Although institutional improvements are being made across the board, Somalia continues to experience the aftermath of both conflict and climate disasters. Over 2 million people are now displaced in Somalia, due to ongoing crises, with the majority of those displaced living in urban areas.  A large percentage of people who are living in displaced communities are women and children.

UNDP supports the government and displaced communities to develop innovative interventions that build resilience that address the root causes of crises.  Our Climate Change and Resilience project, together with other UN partners and the Global Environment Facility, has supported the Government with medium and large-scale water infrastructure, reforestation planning, and flood-control infrastructure, which will help improve ecosystem resilience of critical watersheds, rangelands and forested areas. Such investments benefit whole communities, but importantly benefit women, and women-headed households. Through these interventions over 8,400 female headed households now have improved access to water and livelihoods. Through UNDP training and outreach projects in partnership with GEF, and the Government, over 19,000 women now also have increased awareness and knowledge of climate risks and adaptation responses.

Women have benefited and continue to benefit from new, innovative and durable solutions. However, there is a need to engage more women in the design phase of a new generation of interventions that will achieve the Sustainable Development Goals (SDGs). Gender equality and innovation are central to UNDP’s corporate mandate, but are also an integral part of Somalia’s National Development Plan which in turn is aligned to the SDGs.   

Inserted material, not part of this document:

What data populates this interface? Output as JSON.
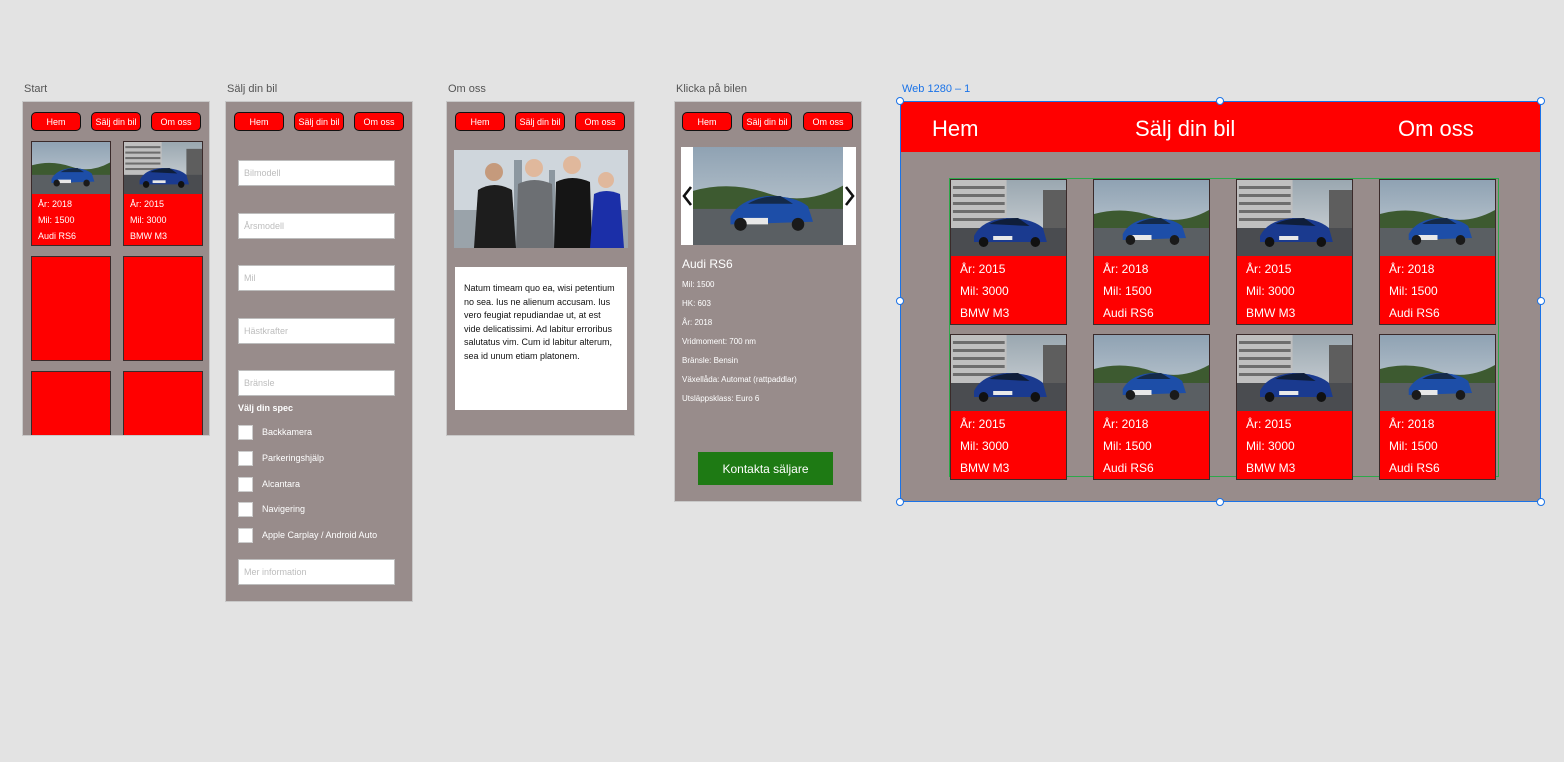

In line with this, a UNDP accelerator lab is being set up in Somalia, as part of a UNDP global innovation initiative that aims to accelerate development impact. An IDP-led social businesses course is also being run in partnership with Benadir Regional Administration and the EU, which has over fifty percent young women attending, and where the best ideas from the course will go into an UNDP incubator programme to help bring the ideas to market.  These initiatives aim to develop innovative interventions that address security, employment, social development and political participation needs in Somalia for women and men.

In addition to our engagements at institutional level, we are teaming up with other agencies to address underlying causes of inequality, by helping communities living in distress to address power imbalances, through principles of non-violent communication, as an innovative way of developing inclusive leadership. We are now beginning to see a shift towards the creation of spaces where both men and women can agree on development priorities for their specific communities. Such a shift can help build resilience against radicalization, as it creates a space for all members of a community to address issues that affect them.

This International Women’s Day, and in International Women's Month, UNDP re-affirms its support and partnership with the Government of Somalia, its civil society, and its youth, to think equal, build smart, and innovate for change to make equality a reality for all Somalis.